In order to make an endpoint highly available, simply start multiple nodes with the same service role command line argument.
To add the endpoint defined in the example below, we need to add the ID of the endpoints to the node or nodes that should run it. This is done by adding another endpoint to the endpoints list on the Service Role.

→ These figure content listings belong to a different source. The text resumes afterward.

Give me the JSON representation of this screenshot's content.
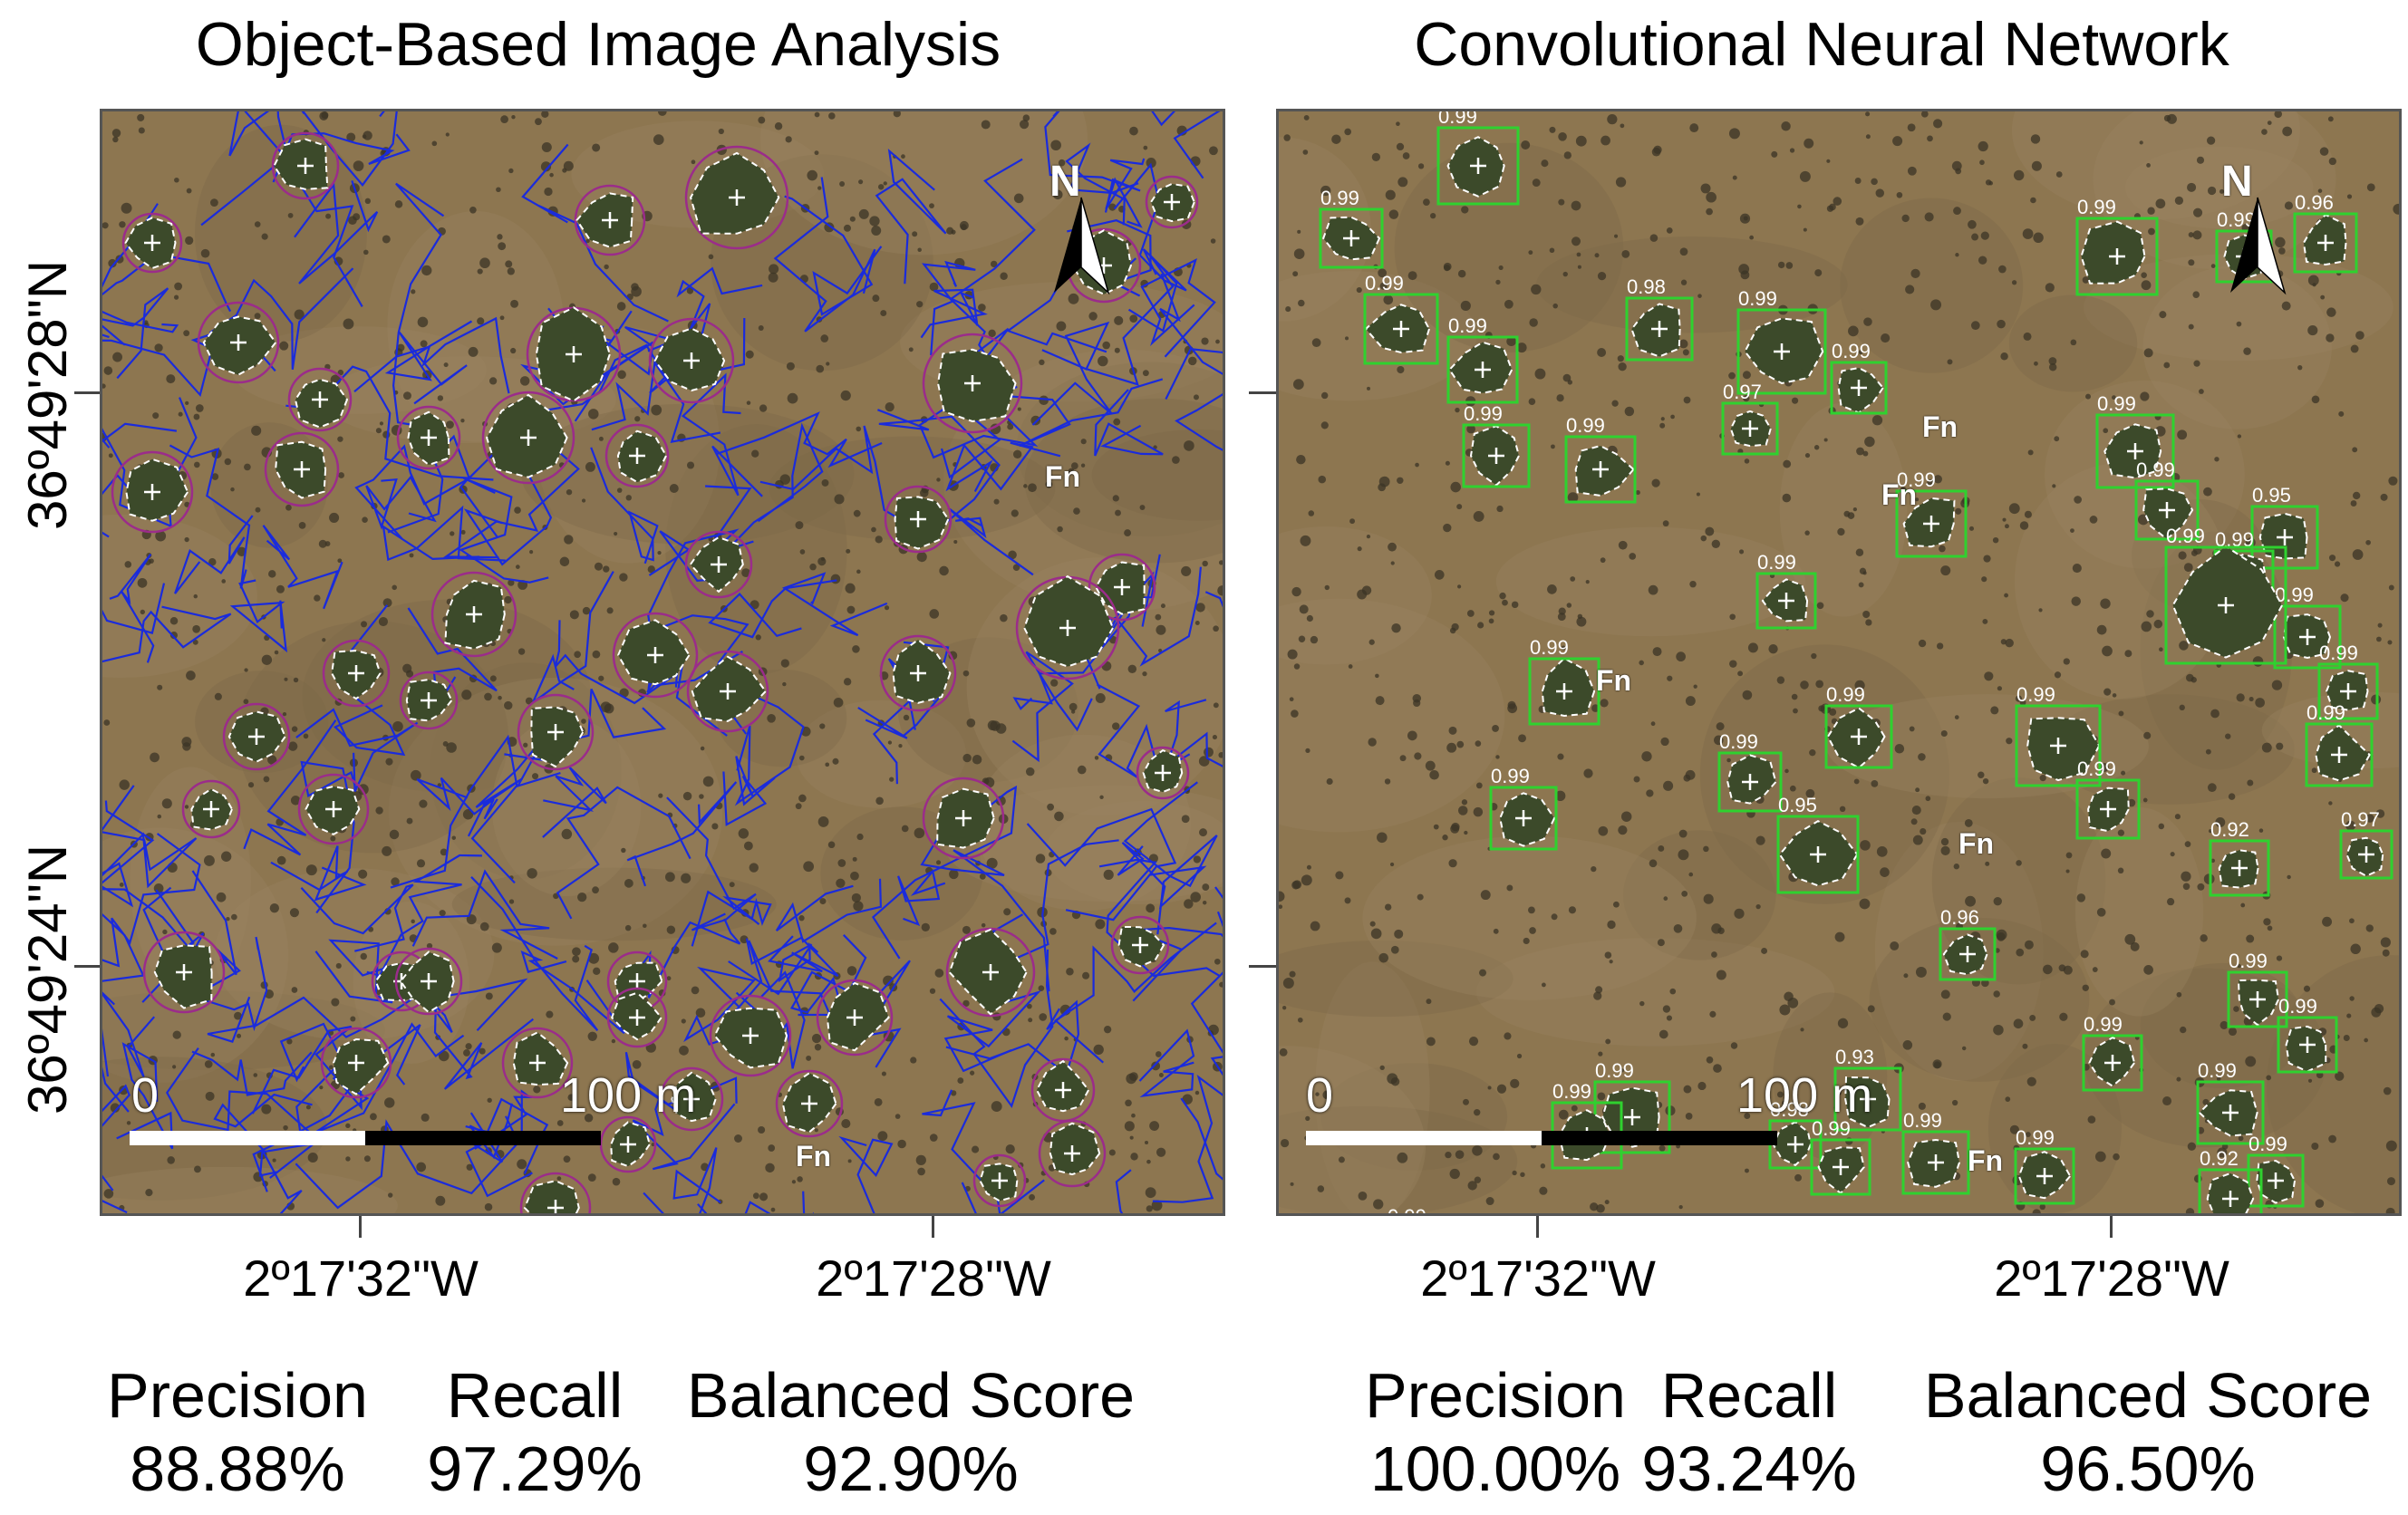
{
  "panels": [
    {
      "title": "Object-Based Image Analysis",
      "north": "N",
      "scale_start": "0",
      "scale_end": "100 m",
      "fn_labels": [
        "Fn",
        "Fn"
      ],
      "metrics": [
        {
          "name": "Precision",
          "value": "88.88%"
        },
        {
          "name": "Recall",
          "value": "97.29%"
        },
        {
          "name": "Balanced Score",
          "value": "92.90%"
        }
      ]
    },
    {
      "title": "Convolutional Neural Network",
      "north": "N",
      "scale_start": "0",
      "scale_end": "100 m",
      "fn_labels": [
        "Fn",
        "Fn",
        "Fn",
        "Fn",
        "Fn"
      ],
      "detection_scores": [
        "0.99",
        "0.99",
        "0.99",
        "0.99",
        "0.99",
        "0.98",
        "0.99",
        "0.99",
        "0.99",
        "0.99",
        "0.97",
        "0.99",
        "0.99",
        "0.99",
        "0.99",
        "0.95",
        "0.96",
        "0.99",
        "0.99",
        "0.99",
        "0.99",
        "0.99",
        "0.99",
        "0.99",
        "0.97",
        "0.99",
        "0.99",
        "0.99",
        "0.95",
        "0.99",
        "0.99",
        "0.92",
        "0.96",
        "0.99",
        "0.99",
        "0.99",
        "0.99",
        "0.93",
        "0.99",
        "0.99",
        "0.98",
        "0.99",
        "0.99",
        "0.99",
        "0.99",
        "0.92",
        "0.99",
        "0.99"
      ],
      "metrics": [
        {
          "name": "Precision",
          "value": "100.00%"
        },
        {
          "name": "Recall",
          "value": "93.24%"
        },
        {
          "name": "Balanced Score",
          "value": "96.50%"
        }
      ]
    }
  ],
  "latitude_labels": [
    "36º49'28\"N",
    "36º49'24\"N"
  ],
  "longitude_labels": [
    "2º17'32\"W",
    "2º17'28\"W",
    "2º17'32\"W",
    "2º17'28\"W"
  ],
  "colors": {
    "segments": "#1a2bdc",
    "detection_box": "#2fd12f",
    "outline": "#ffffff",
    "terrain": "#8d7650"
  }
}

Create an XML element with the ID of the endpoint:
<endpoints>authenticate</endpoints>
Store it in a file (or use stdin directly with curl). Then POST the data to the service-role endpoint to create the new entry in the endpoints list.
POST
/environments/environment/services/service-role=
Example Request
POST /base:environments/environment/services/service-role/Role1 HTTP/1.1 Host: localhost Authorization: Basic YWRtaW46YWRtaW4= Content-Type: application/yang-data+xml
Corresponding curl request:
curl -i -v -u admin:Password1 -T ./endpoint.xml -X POST https://localhost:6749/admin/api/restconf/data/base:environments/environment/services/service-role=Role1 -H "Content-Type: application/yang-data+xml"
Example Response
HTTP/1.1 204 No Content
For more information about endpoints, refer to the online tutorial on the same topic.
The Curity Identity Server provides a way to run scripts when a configuration transaction has been committed. This can be useful to run administrative tasks, such as logging, backup or sending external events. See the commit hooks section for details.